How To Write an A. History Thesis Statement What is a thesis? A thesis statement is the position a student is going to take, the argument that is going to be made.
4. Finish paragraph with a clear thesis statement that establishes the purpose of the essay. Example: "Thus, the Civil War did, in fact, represent a political, social and constitutional revolution in America." THESIS TYPES: 1. Simple thesis: “The Civil War was a revolution in American society.” (Rating: poor) Thesis is far too simplistic.
You’ve spent the entire school year preparing for your APUSH long essay. You’ve studied the concepts and themes. You have the information that you need to write a 6-worthy essay. Follow these tips as you practice writing APUSH long essays, so you can practice crafting these essays within the minute time period.
Introduce your thesis,then a few of your main ideas that support your thesis. This part of your paper is not much different than a regular essay response. 5. Keep Writing! As you get going on some longer paragraphs and stringing together lots of sophisticated and smart sounding sentences, it can be easy to lose sight of the main points of your paper. Spring Grove Area High School Shaping the Future One Student at a Time!

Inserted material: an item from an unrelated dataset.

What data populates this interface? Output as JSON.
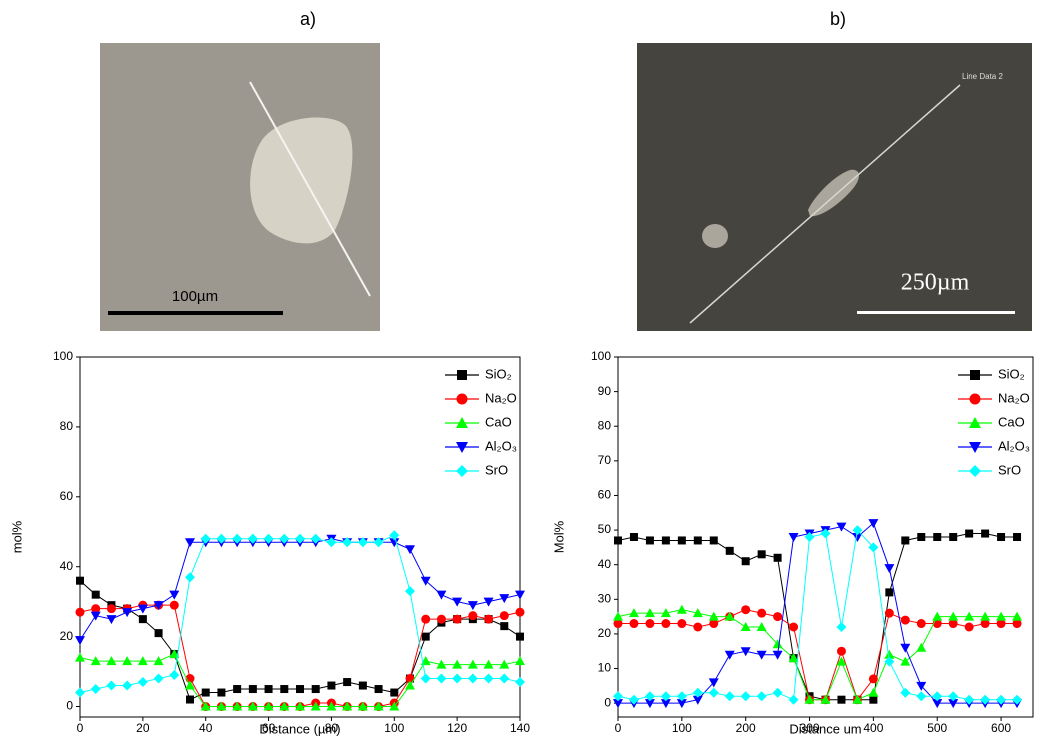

After we create a hook (for our purposes) we will write a thesis. The This is the main idea of the essay, stated in a single sentence, called the thesis statement. You must limit your entire essay to the topic you have introduced in your thesis statement. A thesis statement: tells the reader how you will interpret the significance of the subject matter under discussion. is a road map for the paper; in other words, it tells the reader what to expect from the rest of the paper.